Submission to the Department of Health on the Consultation on the draft Charter of Aged Care Rights

COTA Australia welcomes the opportunity to contribute to the consultation on the draft Charter of Aged Care Rights (the Charter). We are pleased to see that the Charter has a strong focus on consumers and care recipients within aged care and maintains the existing rights of consumers under the current charters.

In the development of this submission we have promoted the consultation to older Australians so that Government can directly hear their views through the Consultation Hub. We also sought input from State and Territory COTAs, their policy councils and officers, and their members, on the specific questions outlined in the online consultation.

COTA broadly supports the consolidation of the existing four Charters of Rights into a single Charter of Aged Care Rights, and the legislated component of the Charter of Consumer Rights. In principle, COTA supports the simple, direct and succinct approach of the draft Charter of Rights. However, COTA is concerned about a number of key themes relating to how the draft Charter would operate including:

  1. How rights contained within other legislation referred to in the preamble may still be used by aged care regulatory processes, particularly when considering individual complaints by consumers. Therefore, we caution against the removal of specific rights on the basis that other law protects them without some mechanism to codify such rights within the aged care regulatory framework so that related measures can be considered during complaints (and other regulatory) processes.
  2. How the lack of specificity or detailed articulation of key aspects could lead to various interpretations of the Consumer Rights by different individuals or providers. In this submission COTA has taken the approach of providing suggested amendments to the Charter of Consumer Rights. Potentially many of these issues could be resolved by an accompanying Handbook or Guide to the Charter of Consumer Rights, elaborating how the Department intends its subordinate legislation to be interpreted by both consumers and providers. However, such an approach would need to have a high degree of confidence that the interpretation would be enforceable.
  3. If it is proposed that the Charter of Aged Care Rights continues to be a poster that must be displayed in all residential aged care facilities (which we support) COTA strongly suggests that the proposal includes the requirement for the Charter to be displayed next to a poster that articulates the eight consumer outcome statements from the new Aged Care Quality Standards. Only when these two posters or documents are read together can the full suite of protections be understood by consumers. We discuss this further in our response.

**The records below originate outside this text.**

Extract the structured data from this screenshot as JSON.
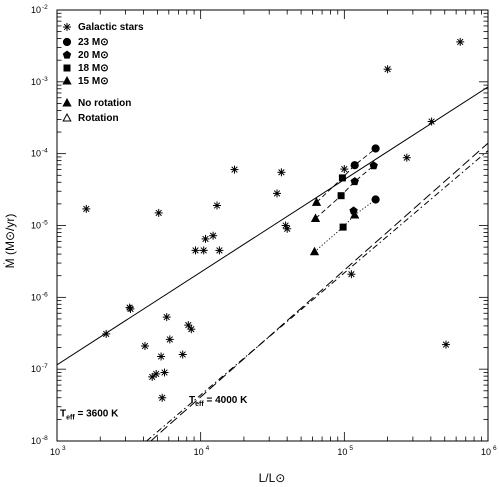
{
  "chart_data": {
    "type": "scatter",
    "xlabel": "L/L⊙",
    "ylabel": "Ṁ (M⊙/yr)",
    "xscale": "log",
    "yscale": "log",
    "xlim": [
      1000,
      1000000
    ],
    "ylim": [
      1e-08,
      0.01
    ],
    "x_ticks": [
      "10",
      "10",
      "10",
      "10"
    ],
    "x_tick_exponents": [
      "3",
      "4",
      "5",
      "6"
    ],
    "y_ticks": [
      "10",
      "10",
      "10",
      "10",
      "10",
      "10",
      "10"
    ],
    "y_tick_exponents": [
      "-8",
      "-7",
      "-6",
      "-5",
      "-4",
      "-3",
      "-2"
    ],
    "legend": {
      "position": "top-left",
      "entries": [
        {
          "marker": "asterisk",
          "label": "Galactic stars"
        },
        {
          "marker": "circle",
          "label": "23 M⊙"
        },
        {
          "marker": "pentagon",
          "label": "20 M⊙"
        },
        {
          "marker": "square",
          "label": "18 M⊙"
        },
        {
          "marker": "triangle",
          "label": "15 M⊙"
        },
        {
          "marker": "triangle-filled",
          "label": "No rotation"
        },
        {
          "marker": "triangle-open",
          "label": "Rotation"
        }
      ]
    },
    "annotations": [
      {
        "text_main": "T",
        "text_sub": "eff",
        "text_rest": " = 3600 K",
        "x": 1050,
        "y": 2.2e-08
      },
      {
        "text_main": "T",
        "text_sub": "eff",
        "text_rest": " = 4000 K",
        "x": 8300,
        "y": 3.4e-08
      }
    ],
    "lines": [
      {
        "name": "",
        "style": "solid",
        "points": [
          [
            1000,
            1.15e-07
          ],
          [
            1000000,
            0.00085
          ]
        ]
      },
      {
        "name": "T_eff = 3600 K",
        "style": "long-dash",
        "points": [
          [
            4500,
            1e-08
          ],
          [
            1000000,
            0.00014
          ]
        ]
      },
      {
        "name": "T_eff = 4000 K",
        "style": "dash-dot",
        "points": [
          [
            4200,
            1e-08
          ],
          [
            1000000,
            0.00011
          ]
        ]
      }
    ],
    "series": [
      {
        "name": "Galactic stars",
        "marker": "asterisk",
        "points": [
          [
            1600,
            1.7e-05
          ],
          [
            2200,
            3.1e-07
          ],
          [
            3200,
            7.2e-07
          ],
          [
            3250,
            6.9e-07
          ],
          [
            4100,
            2.1e-07
          ],
          [
            4600,
            7.8e-08
          ],
          [
            4900,
            8.6e-08
          ],
          [
            5100,
            1.5e-05
          ],
          [
            5300,
            1.5e-07
          ],
          [
            5400,
            4e-08
          ],
          [
            5600,
            9e-08
          ],
          [
            5800,
            5.3e-07
          ],
          [
            6100,
            2.6e-07
          ],
          [
            7500,
            1.6e-07
          ],
          [
            8200,
            4.1e-07
          ],
          [
            8600,
            3.6e-07
          ],
          [
            9200,
            4.5e-06
          ],
          [
            10500,
            4.5e-06
          ],
          [
            10800,
            6.5e-06
          ],
          [
            12200,
            7.2e-06
          ],
          [
            13500,
            4.5e-06
          ],
          [
            13000,
            1.9e-05
          ],
          [
            17200,
            6e-05
          ],
          [
            34000,
            2.8e-05
          ],
          [
            36500,
            5.5e-05
          ],
          [
            39000,
            1e-05
          ],
          [
            40000,
            9e-06
          ],
          [
            100000,
            6.1e-05
          ],
          [
            112000,
            2.1e-06
          ],
          [
            272000,
            8.8e-05
          ],
          [
            405000,
            0.00028
          ],
          [
            510000,
            2.2e-07
          ],
          [
            640000,
            0.0036
          ],
          [
            200000,
            0.0015
          ]
        ]
      },
      {
        "name": "23 M⊙",
        "marker": "circle",
        "points": [
          [
            118000,
            6.9e-05
          ],
          [
            165000,
            0.000118
          ],
          [
            165000,
            2.3e-05
          ]
        ]
      },
      {
        "name": "20 M⊙",
        "marker": "pentagon",
        "points": [
          [
            118000,
            4.1e-05
          ],
          [
            160000,
            6.8e-05
          ],
          [
            116000,
            1.6e-05
          ]
        ]
      },
      {
        "name": "18 M⊙",
        "marker": "square",
        "points": [
          [
            97000,
            4.6e-05
          ],
          [
            95000,
            2.6e-05
          ],
          [
            98000,
            9.5e-06
          ]
        ]
      },
      {
        "name": "15 M⊙",
        "marker": "triangle",
        "points": [
          [
            64000,
            2.1e-05
          ],
          [
            63000,
            1.25e-05
          ],
          [
            62000,
            4.3e-06
          ],
          [
            118000,
            1.4e-05
          ]
        ]
      }
    ],
    "model_tracks": [
      {
        "style": "dashed",
        "points": [
          [
            64000,
            2.1e-05
          ],
          [
            97000,
            4.6e-05
          ],
          [
            118000,
            6.9e-05
          ],
          [
            165000,
            0.000118
          ]
        ]
      },
      {
        "style": "dashed",
        "points": [
          [
            63000,
            1.25e-05
          ],
          [
            95000,
            2.6e-05
          ],
          [
            118000,
            4.1e-05
          ],
          [
            160000,
            6.8e-05
          ]
        ]
      },
      {
        "style": "dotted",
        "points": [
          [
            62000,
            4.3e-06
          ],
          [
            98000,
            9.5e-06
          ],
          [
            118000,
            1.4e-05
          ],
          [
            165000,
            2.3e-05
          ]
        ]
      }
    ]
  }
}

In addition, COTA Australia notes its deep concern that the Charter only applies to consumers once services commence. Given long waiting times for home care and the critical role of assessment teams, COTA believes that the rights afforded to consumers under the Charter should apply equally to registration, screening, assessment and all other stages of the aged care journey before services commence. Importantly, it must be made clear that the protection of the Charter of Aged Care Rights extends to consumers as potential clients through the process of seeking information and discussing options with potential providers, prior to receiving services. This should include the proposed new rights around consumers accessing and receiving information to enable them to make an informed choice about their provider.

COTA welcomes the opportunity to provide this submission and will be happy to discuss the matters raised with the Department at its convenience.